In our trout population, body size in the beginning of the maturation time interval (previous year, a prospective approach) was a better predictor of maturation compared to body size measured at the end of the time interval (a retrospective approach). This is perhaps not surprising, because the allocation of energy to gonads starts months ahead of the actual spawning (Tyler and Sumpter 1996). While demographic maturation reaction norms are typically estimated from a retrospective approach (Grift et al. 2003), our study speaks in favor of adding information about body size earlier in life (see also, Diaz Pauli and Heino 2013; Harney et al. 2013). We acknowledge that information about the juvenile life history will often not be directly available from collected data. Conducting mark–recapture studies on mobile species in open aquatic environments can no doubt be a challenging task. Still, recent studies show that marine fish such as the Atlantic cod can be structured into genetically distinct local populations at a surprisingly small geographic scale, with limited movement of juvenile and mature fish allowing for mark–recapture estimates of life-history traits, selection processes, and population sizes (Knutsen et al. 2011; Olsen and Moland 2011; see also, DiBattista et al. 2011). Also, an indirect approach using back-calculated body size from fish scales or otoliths may serve as a good alternative (Morita and Fukuwaka 2006).

We found that previous body size was a better predictor of maturation than previous growth rate. This result has important implications for the interpretation of shifts in maturation reaction norms in time or space. Traditional maturation reaction norms do not directly account for effects of previous growth history, only the end result, which is body size at age (Heino et al. 2002). The important study by Morita and Fukuwaka (2006) showed that previous growth history was more closely linked to maturation in chum salmon than previous body size and that growth-driven plasticity could therefore significantly influence maturation reaction norm estimates (see also, Kuparinen et al. 2008). In our study, on the other hand, body size was the more important variable. We do not know why this is so, but note that the chum salmon is an anadromous species where rapid growth takes place after migrating from freshwater to the ocean. In contrast, our brown trout population is stream-resident and do not show the same age-specific increase in growth rate (Bærum et al. 2013).

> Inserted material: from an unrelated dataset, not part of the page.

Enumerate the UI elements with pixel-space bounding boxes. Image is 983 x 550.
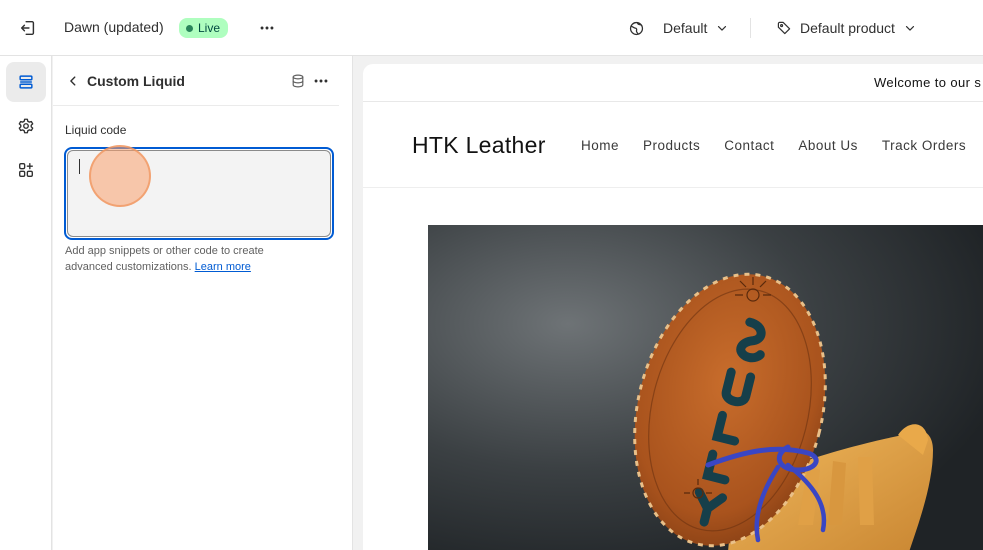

In conclusion, our empirical assessment shows that the probabilistic maturation reaction norm approach may perform well even if the key assumption of equal survival between juvenile and maturing fish does not hold. The observation that juvenile body size, rather than growth, was more strongly associated with maturation, underscores the need to understand how life-history traits are linked for each specific species or population subject to reaction norm analyses.